Roof reminded the jury that under federal law, a death sentence must be handed down with a unanimous verdict. If just one juror dissents, Roof will receive life in prison without the possibility of parole. “From what I’ve been told, I have a right to ask you to give me a life sentence,” Roof added. “But I’m not sure what good that would do anyway.”

U.S. District Judge Richard Gergel granted prosecuting attorney Jay Richardson’s request for a rebuttal to Roof’s closing comments.
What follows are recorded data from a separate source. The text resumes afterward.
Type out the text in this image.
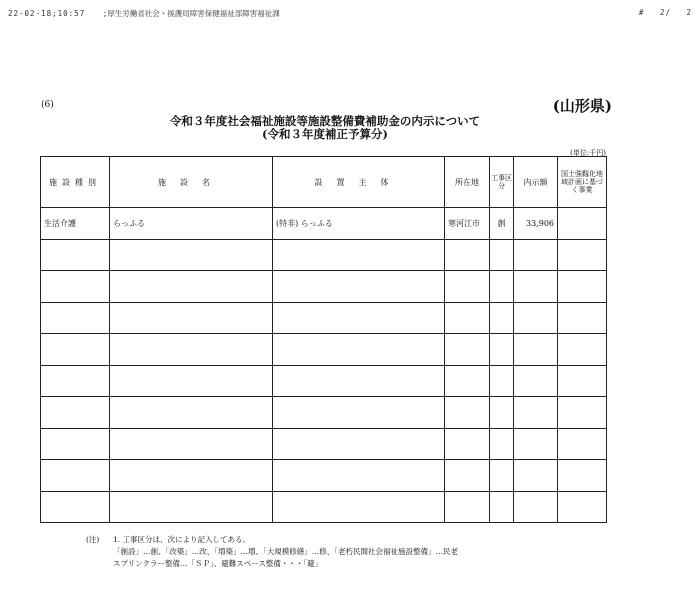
22-02-18;10:57 ;厚生労働省社会・援護局障害保健福祉部障害福祉課	# 2/ 2
(6)	(山形県)
令和３年度社会福祉施設等施設整備費補助金の内示について
(令和３年度補正予算分)
(単位:千円)
施設種別	施設名	設置主体	所在地	工事区分	内示額	国土強靱化地域計画に基づく事業
生活介護	らっふる	(特非) らっふる	寒河江市	創	33,906	

(注) 1. 工事区分は、次により記入してある。
「創設」…創、「改築」…改、「増築」…増、「大規模修繕」…修、「老朽民間社会福祉施設整備」…民老
スプリンクラー整備…「ＳＰ」、避難スペース整備・・・「避」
Richardson told the jury that all Roof sought to do in his final remarks was to justify “modern-day lynching” rather than show remorse for his crime.

In his closing arguments, presented before Roof’s, Richardson reminded the jury that the defendant had worn shoes to court that were bedecked in racist symbols, such as swastikas. “He walked into court, in front of those victims, wearing those shoes,” Richardson said. “Unrepentant. No remorse.”

Richardson rehashed the contents of Roof’s diary, confiscated from his jail cell in August 2015 and presented as evidence during his trial. Roof had written “I am not sorry” and that he felt sorry for “innocent white children.”

“He had pity on himself,” Richardson said. “Sadness was reserved for little white children who had to live with African-Americans.”

Richardson also listed the aggravating factors, that under federal law, can warrant the death penalty, such as premeditation, multiple victims, and vulnerable victims, such as the elderly or unarmed. All three apply to Roof. A defendant also has to be at least 18 to receive the death penalty.